The rate of device-related AEs observed in the InSite study are improved compared to those reported earlier.[7, 8, 15, 16] Importantly, only a small number of reported AE's in the two groups were serious. Two subjects discontinued due to an AE, but only one of these was device-related (infection of the incisional site and device tract).
The primary strength of this study is its prospective, randomized design, which provides level-one evidence of the benefit of SNM over SMT in a population of subjects with relatively milder symptoms of OAB. Additionally, the large number of academic and private practice centers enrolling subjects make the data more generalizable and reflective of outcomes from standard clinical practice. A weakness of the study is the homogenous, predominantly Caucasian subject population, making the results less generalizable to the overall population. Additionally, the lack of blinding of randomized treatment must be acknowledged as a potential weakness. It was deemed very difficult to include in the current study due to the inability to blind patients from sensing stimulation and the ethical considerations of a sham device implantation for an approved therapy as well as the fact that a blinded assessment of the therapy had occurred previously as part of the original device approval trial.
The response to SMT measured in this study was higher than expected. Some possible explanations include the study aim to focus on subjects with less severe symptoms and the use of newer pharmacological options. Subjects with severe symptoms, or who were motivated to receive SNM instead of SMT, were eligible to obtain neuromodulation outside of the protocol as a standard treatment.
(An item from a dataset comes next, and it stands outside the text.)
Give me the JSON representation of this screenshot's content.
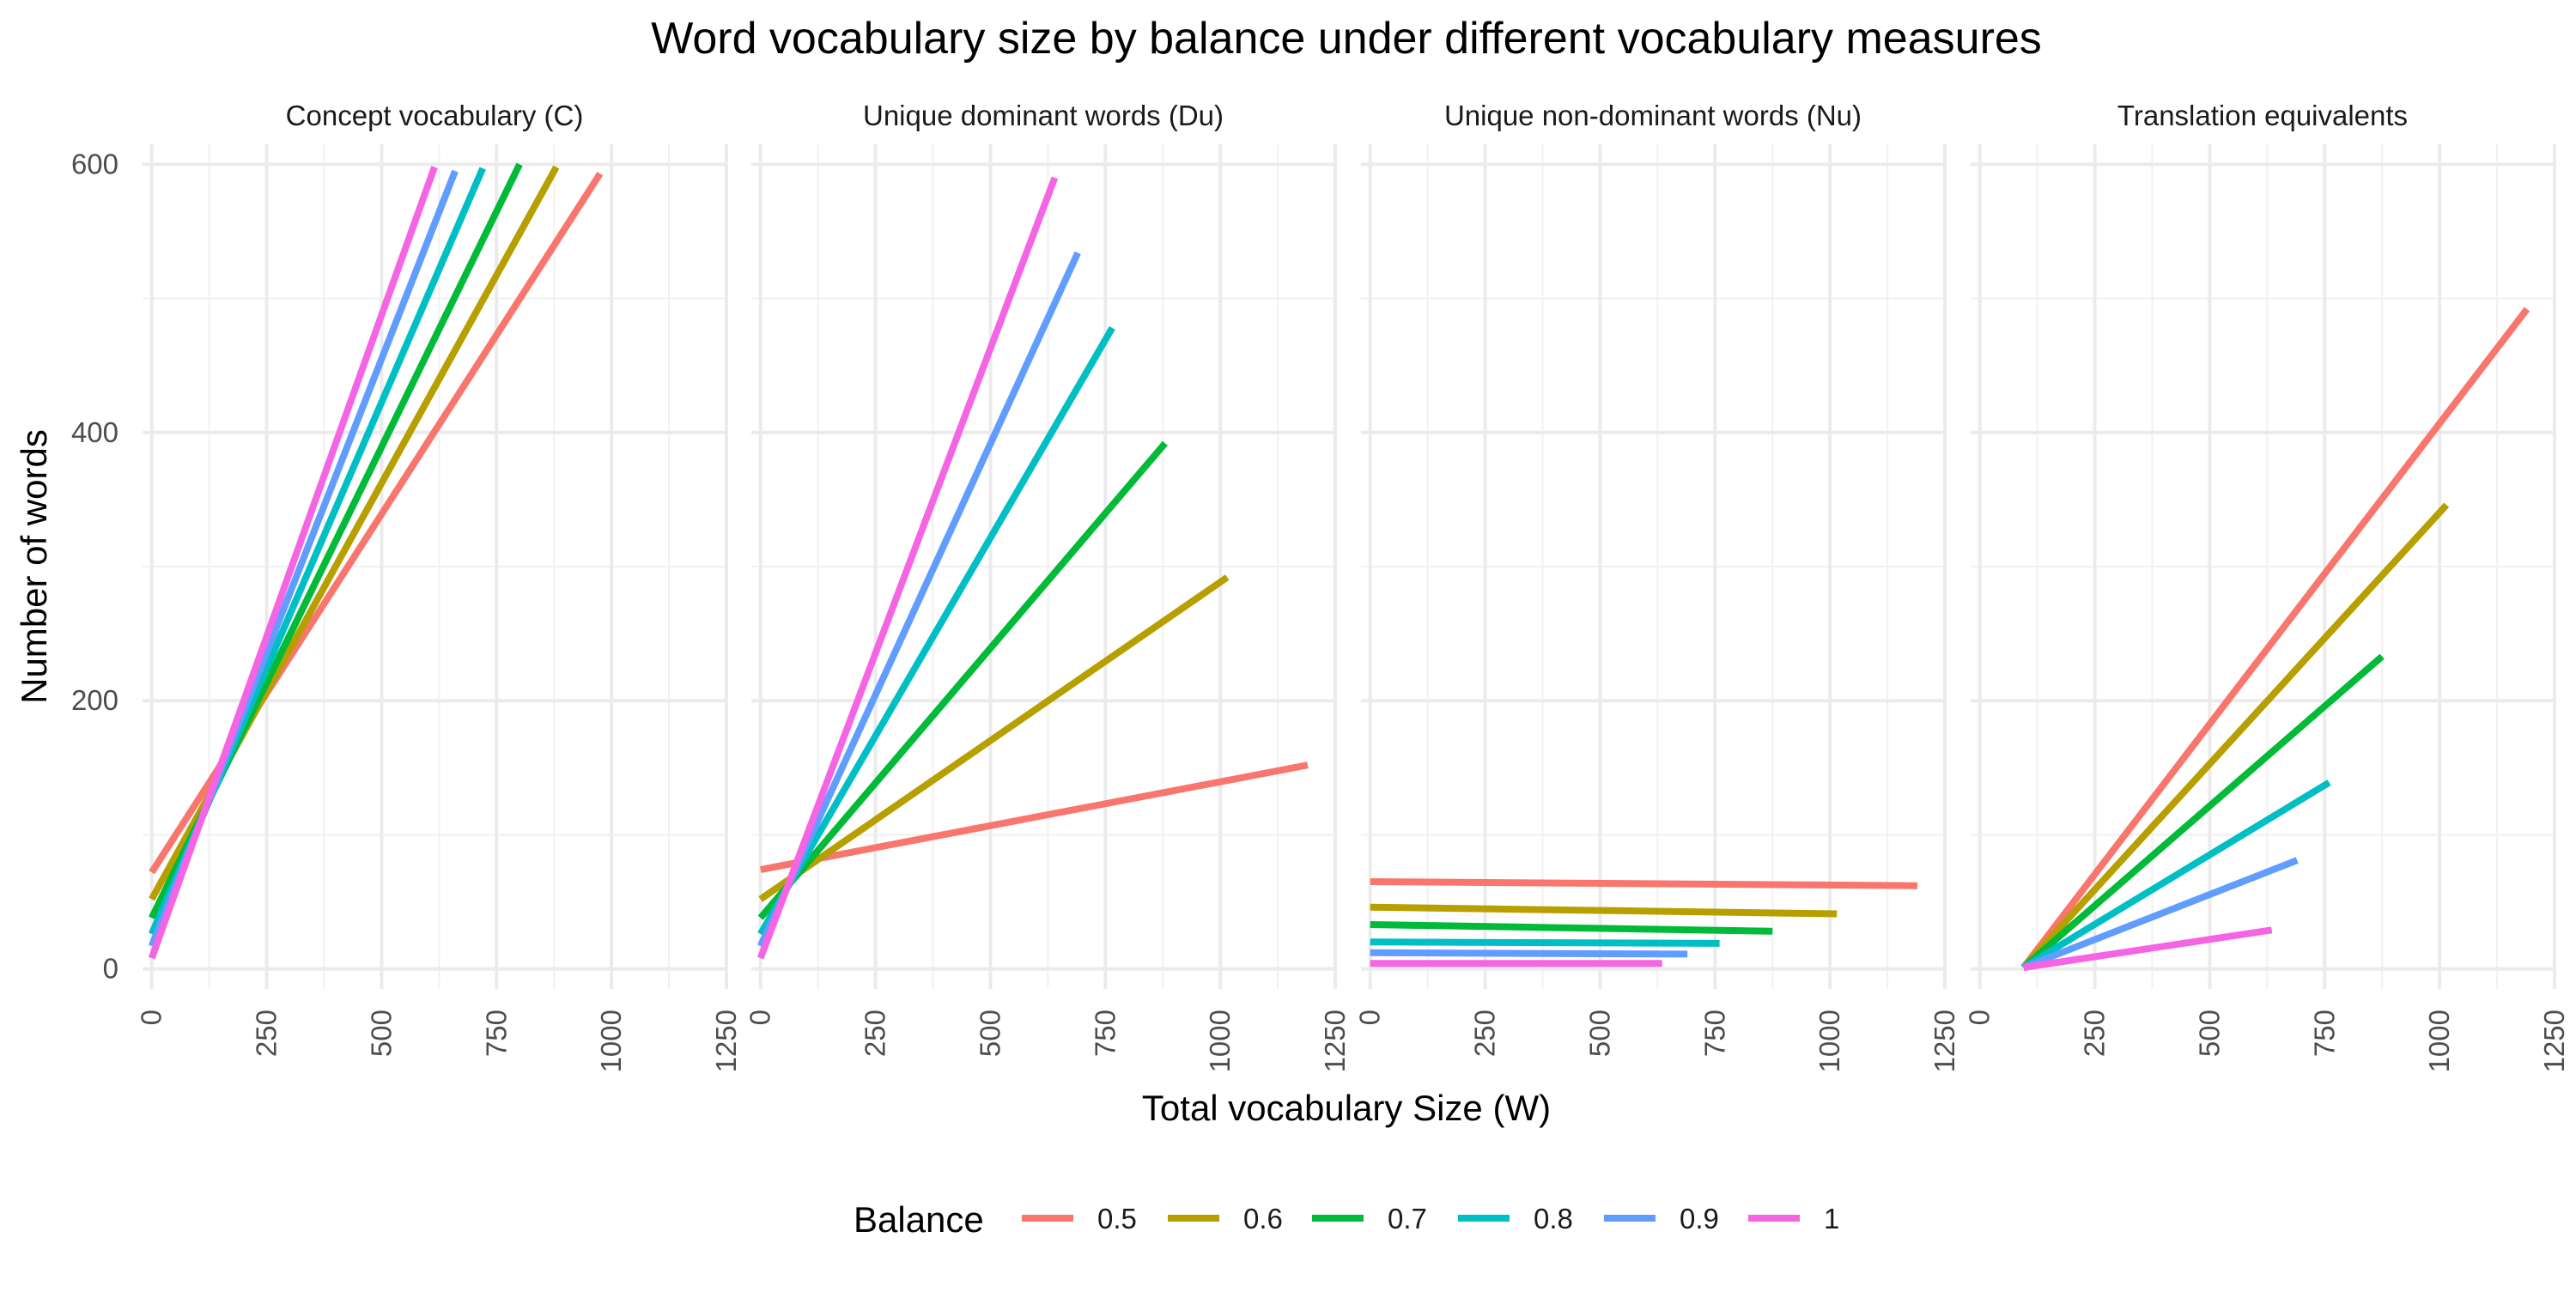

Additionally, careful monitoring of compliance, improved tolerability of newer agents, and the opportunity to switch medications within SMT may have played a role in the outcomes. Even with the high rate of benefit from SMT measured in this study, there was a 20–30% advantage for SNM.
This study demonstrates that SNM provides superior objective and subjective outcomes compared to SMT for symptoms of UI and UF. Additionally, there was an improved AE profile for SNM than previously reported. This subject population was a less severe and refractory group than previously studied, demonstrating that SNM is a successful option for subjects who experienced inadequate symptom control and/or unacceptable adverse drug events with at least one anticholinergic medication throughout the OAB spectrum. This study suggests that after unsuccessful treatment with one or more anticholinergic medications, OAB subjects are more likely to benefit from SNM than an additional anticholinergic as a next step.
Neurostimulator models 3023 and 3058. Lead models 3093 and 3889.